The surge in U.S. production that the EIA discussed has been reflected in the weekly production statistics as well, which have averaged 6.20 mb/d this year. The year began with production at 5.8 mb/d and is ending with output near 6.98 mb/d as of last week's report. Increased oil output has helped oil inventories reach the widest divergence with the five-year average since Apr 24th '09 (chart 1). The current divergence is 49.64 MB and compares to the record of 50.92 MB on Apr 24th '09. Given that the five-year average will fall by only 1.06 MB this week, anything less than a build of 0.22 MB is needed to avoid setting a new record. Excess inventories will offer a negative impact on prices going forward. Chart 2 below uses data since 2007 to show that the widening divergence with the five-year average correlates with prices on an inverted scale. Oil prices were around $51.50 in Apr '09 when the record divergence was made, and were still recovering from the bottom in prices made in late-2008 due to the financial crisis. The current inventory cushion doesn't suggest that oil prices should be back down toward 2009's $51.50, but does imply that pressure could be applied.

Tightness in distillate inventories can prevent a fall in crude toward $51.50, as they are currently around 28,000 bbls below the five-year average compared to 35,000 bbls above it in April 2009. That 63,000 bbl swing will help offset the bearish indication given on the oil side, but only to a small degree. The excess oil still needs to be processed, and current refinery margins aren't creating the incentive to do so. Either oil prices need to fall or distillate prices need to rise to fix the imbalance.

Grains Commentary

Published Thursday morning, 12/20/12

The writing is on the wall...the grain markets are bearish and have very little bullish influence that can be seen right now. The beans are now down over $1 this week, meal is down over $20, corn has lost nearly 50 cents and wheat is down over 30 cents. The markets path of least resistance is lower.

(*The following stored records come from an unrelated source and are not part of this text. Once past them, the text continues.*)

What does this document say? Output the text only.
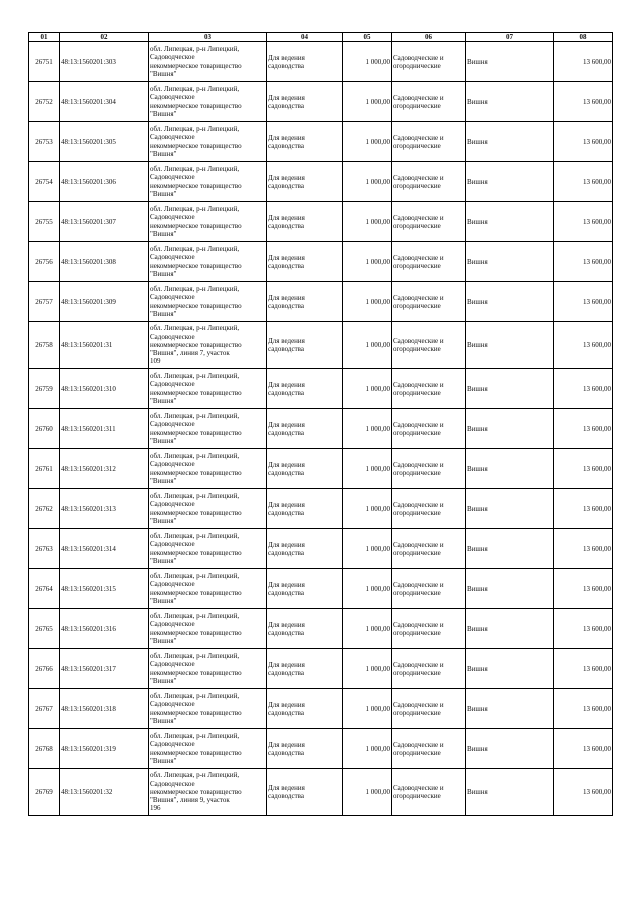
01	02	03	04	05	06	07	08
26751	48:13:1560201:303	обл. Липецкая, р-н Липецкий,
Садоводческое
некоммерческое товарищество
"Вишня"	Для ведения садоводства	1 000,00	Садоводческие и огороднические	Вишня	13 600,00
26752	48:13:1560201:304	обл. Липецкая, р-н Липецкий,
Садоводческое
некоммерческое товарищество
"Вишня"	Для ведения садоводства	1 000,00	Садоводческие и огороднические	Вишня	13 600,00
26753	48:13:1560201:305	обл. Липецкая, р-н Липецкий,
Садоводческое
некоммерческое товарищество
"Вишня"	Для ведения садоводства	1 000,00	Садоводческие и огороднические	Вишня	13 600,00
26754	48:13:1560201:306	обл. Липецкая, р-н Липецкий,
Садоводческое
некоммерческое товарищество
"Вишня"	Для ведения садоводства	1 000,00	Садоводческие и огороднические	Вишня	13 600,00
26755	48:13:1560201:307	обл. Липецкая, р-н Липецкий,
Садоводческое
некоммерческое товарищество
"Вишня"	Для ведения садоводства	1 000,00	Садоводческие и огороднические	Вишня	13 600,00
26756	48:13:1560201:308	обл. Липецкая, р-н Липецкий,
Садоводческое
некоммерческое товарищество
"Вишня"	Для ведения садоводства	1 000,00	Садоводческие и огороднические	Вишня	13 600,00
26757	48:13:1560201:309	обл. Липецкая, р-н Липецкий,
Садоводческое
некоммерческое товарищество
"Вишня"	Для ведения садоводства	1 000,00	Садоводческие и огороднические	Вишня	13 600,00
26758	48:13:1560201:31	обл. Липецкая, р-н Липецкий,
Садоводческое
некоммерческое товарищество
"Вишня", линия 7, участок
109	Для ведения садоводства	1 000,00	Садоводческие и огороднические	Вишня	13 600,00
26759	48:13:1560201:310	обл. Липецкая, р-н Липецкий,
Садоводческое
некоммерческое товарищество
"Вишня"	Для ведения садоводства	1 000,00	Садоводческие и огороднические	Вишня	13 600,00
26760	48:13:1560201:311	обл. Липецкая, р-н Липецкий,
Садоводческое
некоммерческое товарищество
"Вишня"	Для ведения садоводства	1 000,00	Садоводческие и огороднические	Вишня	13 600,00
26761	48:13:1560201:312	обл. Липецкая, р-н Липецкий,
Садоводческое
некоммерческое товарищество
"Вишня"	Для ведения садоводства	1 000,00	Садоводческие и огороднические	Вишня	13 600,00
26762	48:13:1560201:313	обл. Липецкая, р-н Липецкий,
Садоводческое
некоммерческое товарищество
"Вишня"	Для ведения садоводства	1 000,00	Садоводческие и огороднические	Вишня	13 600,00
26763	48:13:1560201:314	обл. Липецкая, р-н Липецкий,
Садоводческое
некоммерческое товарищество
"Вишня"	Для ведения садоводства	1 000,00	Садоводческие и огороднические	Вишня	13 600,00
26764	48:13:1560201:315	обл. Липецкая, р-н Липецкий,
Садоводческое
некоммерческое товарищество
"Вишня"	Для ведения садоводства	1 000,00	Садоводческие и огороднические	Вишня	13 600,00
26765	48:13:1560201:316	обл. Липецкая, р-н Липецкий,
Садоводческое
некоммерческое товарищество
"Вишня"	Для ведения садоводства	1 000,00	Садоводческие и огороднические	Вишня	13 600,00
26766	48:13:1560201:317	обл. Липецкая, р-н Липецкий,
Садоводческое
некоммерческое товарищество
"Вишня"	Для ведения садоводства	1 000,00	Садоводческие и огороднические	Вишня	13 600,00
26767	48:13:1560201:318	обл. Липецкая, р-н Липецкий,
Садоводческое
некоммерческое товарищество
"Вишня"	Для ведения садоводства	1 000,00	Садоводческие и огороднические	Вишня	13 600,00
26768	48:13:1560201:319	обл. Липецкая, р-н Липецкий,
Садоводческое
некоммерческое товарищество
"Вишня"	Для ведения садоводства	1 000,00	Садоводческие и огороднические	Вишня	13 600,00
26769	48:13:1560201:32	обл. Липецкая, р-н Липецкий,
Садоводческое
некоммерческое товарищество
"Вишня", линия 9, участок
196	Для ведения садоводства	1 000,00	Садоводческие и огороднические	Вишня	13 600,00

The SA harvest is now only weeks away and it appears that crop sizes will be exceeding the record books not only in size but as the date of availability. The Chinese continue to cancel US bean purchases with another 540.0mt cancelled this AM bringing to total to just shy of 1.0mmt cancelled this week. The sales data next week very easily could be the first week that shows a net negative figure. The corn demand remains dismal, the weekly sales were only 114.0mt and weekly ethanol grind was down again yesterday.

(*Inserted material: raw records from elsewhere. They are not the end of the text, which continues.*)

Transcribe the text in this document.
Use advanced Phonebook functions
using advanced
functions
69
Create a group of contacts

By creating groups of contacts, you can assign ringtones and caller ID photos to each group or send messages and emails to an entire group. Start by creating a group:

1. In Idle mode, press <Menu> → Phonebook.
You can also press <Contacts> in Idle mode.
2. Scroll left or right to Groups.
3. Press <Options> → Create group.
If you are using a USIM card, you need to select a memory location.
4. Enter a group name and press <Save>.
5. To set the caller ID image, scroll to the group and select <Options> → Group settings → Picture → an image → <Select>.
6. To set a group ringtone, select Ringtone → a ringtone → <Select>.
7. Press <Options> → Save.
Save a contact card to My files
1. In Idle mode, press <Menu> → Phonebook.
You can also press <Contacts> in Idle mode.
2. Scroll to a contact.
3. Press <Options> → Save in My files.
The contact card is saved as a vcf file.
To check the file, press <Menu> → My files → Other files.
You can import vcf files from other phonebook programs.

The basis is the other concern, both beans and corn eased yesterday even with the flat price falling, nightly inquiries are drying up as even the consumer sees the finish line in SA product and knows that they will be online earlier than any other time.

The outside markets are mixed equities higher, crude oil is down .21, cotton is down .29, $index is weaker; Matif is lower in all markets as is the DCE.

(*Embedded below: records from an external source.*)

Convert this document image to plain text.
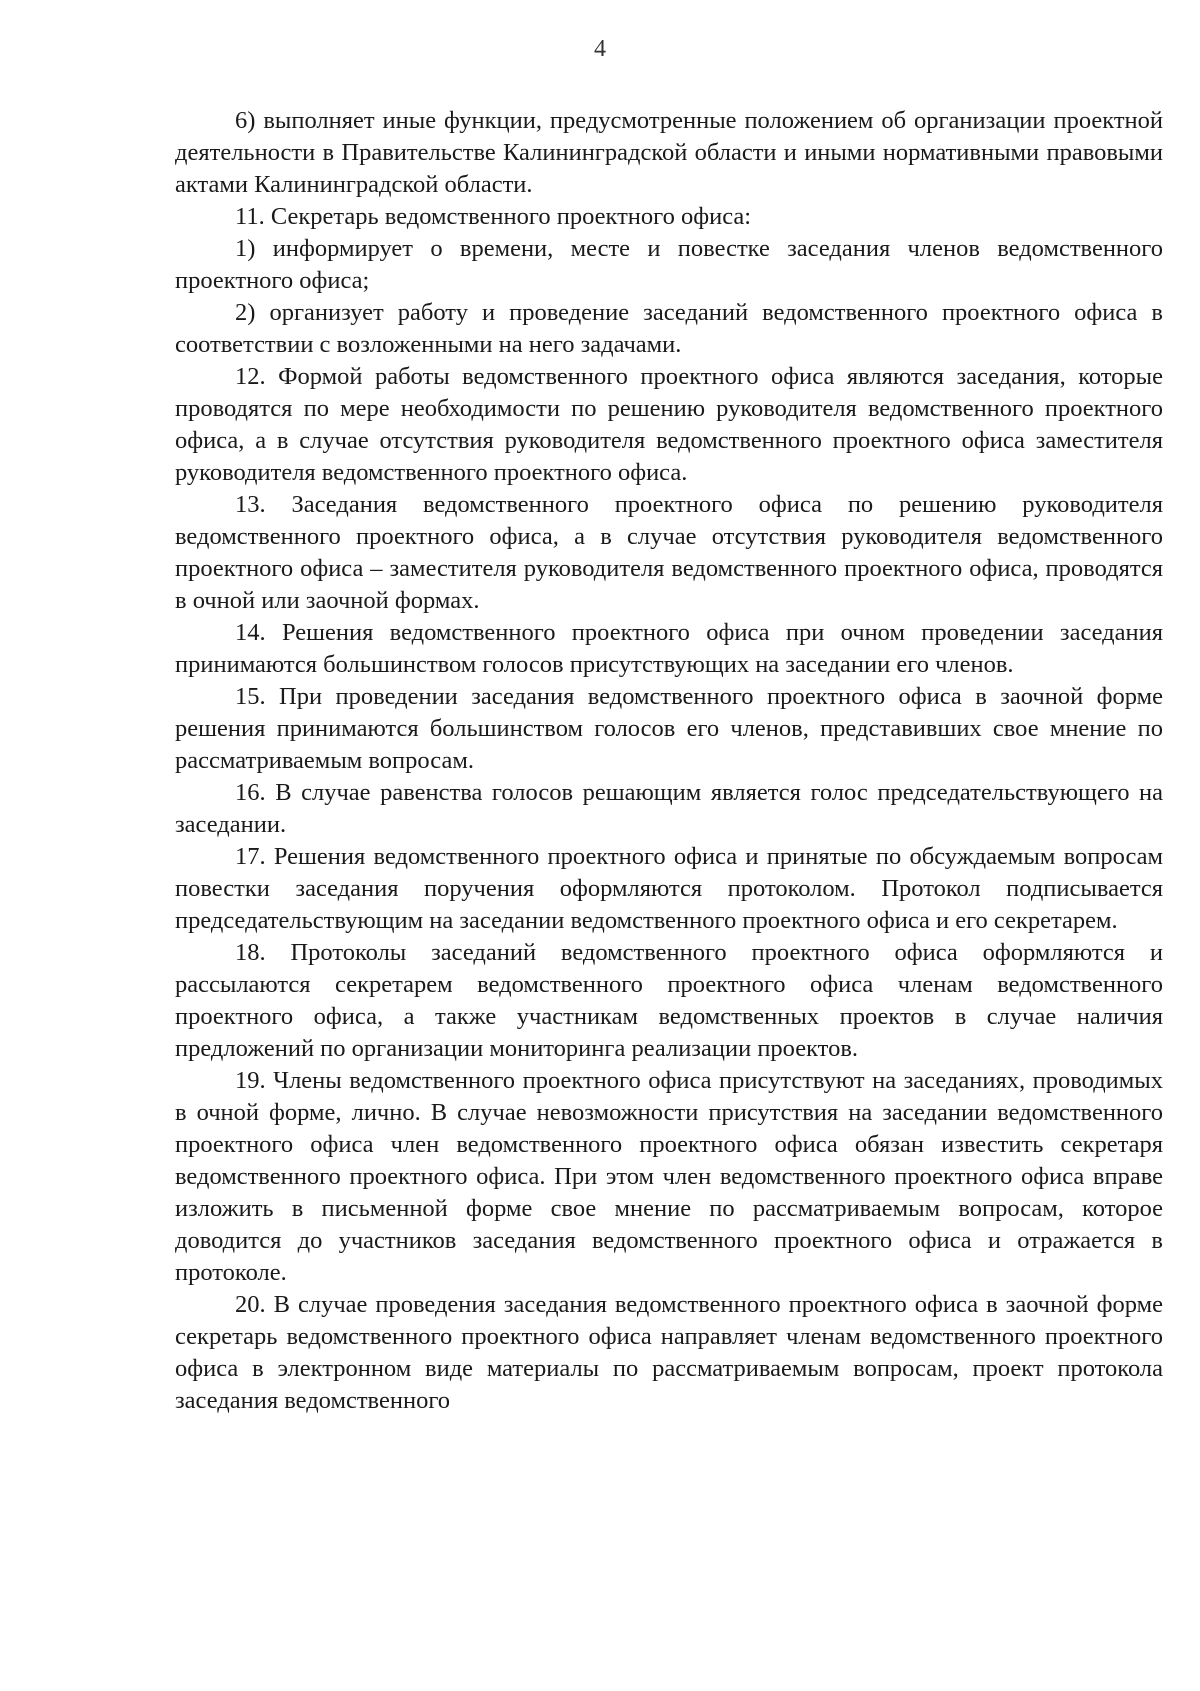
4

6) выполняет иные функции, предусмотренные положением об организации проектной деятельности в Правительстве Калининградской области и иными нормативными правовыми актами Калининградской области.

11. Секретарь ведомственного проектного офиса:

1) информирует о времени, месте и повестке заседания членов ведомственного проектного офиса;

2) организует работу и проведение заседаний ведомственного проектного офиса в соответствии с возложенными на него задачами.

12. Формой работы ведомственного проектного офиса являются заседания, которые проводятся по мере необходимости по решению руководителя ведомственного проектного офиса, а в случае отсутствия руководителя ведомственного проектного офиса заместителя руководителя ведомственного проектного офиса.

13. Заседания ведомственного проектного офиса по решению руководителя ведомственного проектного офиса, а в случае отсутствия руководителя ведомственного проектного офиса – заместителя руководителя ведомственного проектного офиса, проводятся в очной или заочной формах.

14. Решения ведомственного проектного офиса при очном проведении заседания принимаются большинством голосов присутствующих на заседании его членов.

15. При проведении заседания ведомственного проектного офиса в заочной форме решения принимаются большинством голосов его членов, представивших свое мнение по рассматриваемым вопросам.

16. В случае равенства голосов решающим является голос председательствующего на заседании.

17. Решения ведомственного проектного офиса и принятые по обсуждаемым вопросам повестки заседания поручения оформляются протоколом. Протокол подписывается председательствующим на заседании ведомственного проектного офиса и его секретарем.

18. Протоколы заседаний ведомственного проектного офиса оформляются и рассылаются секретарем ведомственного проектного офиса членам ведомственного проектного офиса, а также участникам ведомственных проектов в случае наличия предложений по организации мониторинга реализации проектов.

19. Члены ведомственного проектного офиса присутствуют на заседаниях, проводимых в очной форме, лично. В случае невозможности присутствия на заседании ведомственного проектного офиса член ведомственного проектного офиса обязан известить секретаря ведомственного проектного офиса. При этом член ведомственного проектного офиса вправе изложить в письменной форме свое мнение по рассматриваемым вопросам, которое доводится до участников заседания ведомственного проектного офиса и отражается в протоколе.

20. В случае проведения заседания ведомственного проектного офиса в заочной форме секретарь ведомственного проектного офиса направляет членам ведомственного проектного офиса в электронном виде материалы по рассматриваемым вопросам, проект протокола заседания ведомственного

The OI increased by 7899, wheat is up 3979, beans fell by 6898, meal was down 5788 and oil increased by 3795.

This past week's activity shows why it's good to stay close to the shore at this time of year as liquidity along with unknowns can move the markets more than normal, it's difficult to believe that corn is now back at levels of mid-summer, beans are pushing back to levels that were seen in July, the markets have become very comfortable with limited supply of product, is this the new world?

The option markets have quickly shown a pulse again as movement has picked up, corn has finally broken out of its doldrums of the 730-770 range (ADM is still short 10k CF 730 puts) and even at these prices it doesn't seem to be attracting any interest of ownership, but look at wheat it's still too cheap vs. corn trading under $1 premium. The downside SG puts are now trading at a premium to the calls in SG which shows that the market is positioned poorly for a further break. The bottom line to all of these options is that it is very likely that the market will have more moves like what has been seen this week over the next few weeks and once the first of the year hits the market will quickly shift its attention to the USDA report on the 11th which has a limit move potential.